Nessa perspectiva, a concepção adotada neste trabalho considera a avaliação como o
julgamento dos resultados objetivos e práticos da intervenção realizada, tendo como
referência a integração da análise documental com a análise dos resultados.
3. PROCEDIMENTOS METODOLÓGICOS
Os investimentos da gestão municipal na área habitacional demonstram a capacidade
desta em formular propostas a partir de demandas que afetam a coletividade. Assim, o
presente trabalho tem como particularidade contribuir para a construção de reflexões acerca
da provisão habitacional em João Pessoa, tendo como referência a implementação do
Residencial Monte Cassino.
Observa-se que são relativamente poucos os trabalhos onde o foco analisado é a
implementação de ações na área habitacional. É importante ressaltar que esse estudo visa
contribuir para o processo de consolidação da capacidade de implementação dessa política,
tendo em vista tratar-se de uma demanda que consubstancia uma das expressões da questão
social, objeto de intervenção dos gestores públicos municipais.
14
Dessa forma, a metodologia aqui adotada constitui-se na sistematização e utilização de
métodos específicos que garantam uma melhor apreensão do empírico. Trata-se de um estudo
de caso, cujo objeto é a análise da implementação do Residencial Monte Cassino, com
destaque para o cumprimento ou não dos objetivos iniciais da proposta. Para a concretização
do objetivo ora exposto, a pesquisa será de cunho essencialmente qualitativo, priorizando a
análise dos discursos, a análise do conteúdo, confrontando-as com as informações construídas
pela academia por meio das referências bibliográficas adotadas.

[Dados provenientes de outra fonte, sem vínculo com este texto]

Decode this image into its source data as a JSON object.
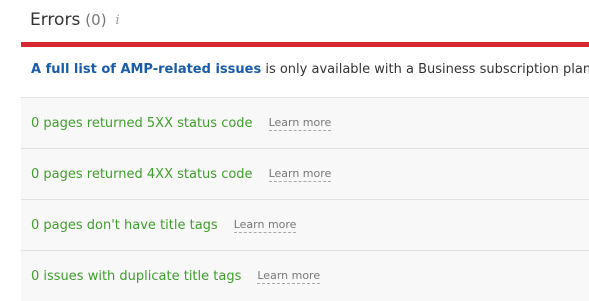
{
  "header": {
    "title": "Errors",
    "count": "(0)",
    "info_icon": "info-icon"
  },
  "colors": {
    "accent_bar": "#d7282f",
    "link": "#1a5ca8",
    "success_text": "#3f9e2b"
  },
  "notice": {
    "link_text": "A full list of AMP-related issues",
    "rest_text": " is only available with a Business subscription plan"
  },
  "rows": [
    {
      "label": "0 pages returned 5XX status code",
      "learn_more": "Learn more"
    },
    {
      "label": "0 pages returned 4XX status code",
      "learn_more": "Learn more"
    },
    {
      "label": "0 pages don't have title tags",
      "learn_more": "Learn more"
    },
    {
      "label": "0 issues with duplicate title tags",
      "learn_more": "Learn more"
    }
  ]
}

É imperioso destacar que a análise empreendida neste trabalho estará centrada nos
efeitos finais alcançados pela intervenção, destacando as razões de sucesso ou fracasso.
Portanto, a pesquisa será fundamentalmente explicativa, uma vez que a preocupação estará
centrada na identificação de fatores determinantes ou contributivos aos desencadeamentos dos
fenômenos (ZANELLA, 2010).
Ressalte-se, ainda, que o presente artigo fundamenta-se no plano teórico em
contribuições de autores como: Bonduki ([200-]), Rodrigues (2003), Rolnik (2008), Rua
(2009) entre outros pesquisadores sobre o assunto.
Quanto aos procedimentos adotados para a coleta de dados apontados por Zanella
(2010) foram utilizadas para viabilização deste artigo pesquisas bibliográficas, por meio de
artigos e livros sobre o objeto da pesquisa, em acervo pessoal e portais eletrônicos, além de
visitas de campo à Prefeitura Municipal, na perspectiva de buscar consolidar informações
essenciais para o desenvolvimento desse trabalho. Com destaque para a pesquisa documental,
principal técnica utilizada para a coleta das informações aqui presentes. Buscou-se o acesso
aos documentos referentes ao projeto inicial, documentos de monitoramento, relatórios
mensais e relatório final.
4. ANÁLISE DE RESULTADOS
Nos últimos anos as ações de habitação social no âmbito da gestão pública municipal de
João Pessoa têm ganhado visibilidade. O balanço das unidades já construídas demonstra a
dimensão desse investimento. De acordo com o Relatório de Ações (2010)6, a gestão
municipal já construiu e entregou 5 mil casas, e outras 5 mil já possuem projeto ou estão em
fase de licitação, a construção do Residencial Monte Cassino representa parte desse
investimento.
6 Para maiores informações consultar o portal <http://www.joaopessoa.pb.gov.br/acoes/relatorios/#habitacao>.
15
A proposta de avaliação da implantação do residencial levou em consideração as
diretrizes da política nacional, os objetivos iniciais do projeto, incluindo o tempo previsto
para a conclusão das obras, bem como o trabalho social realizado durante e após a execução e
entrega das unidades habitacionais.
O Projeto Paulo Afonso foi elaborado em março de 2007 tendo como objeto de
intervenção uma ocupação irregular em área de preservação ambiental no bairro de Jaguaribe,
conhecida por Comunidade Paulo Afonso. A proposta da gestão municipal era a remoção dos
moradores e a liberação da área ocupada, garantindo a todas as famílias uma nova unidade
habitacional em outra área. Inicialmente o projeto previa a construção de 259 unidades
habitacionais e a realização do Trabalho Técnico Social. De acordo o Projeto de Trabalho
Técnico Social – Paulo Afonso (2007) a previsão para a conclusão das obras seria de 180 dias,
porém a paralisação destas ocasionou morosidade na conclusão e entrega das novas unidades
habitacionais no Residencial Monte Cassino, prevista para o ano de 2008.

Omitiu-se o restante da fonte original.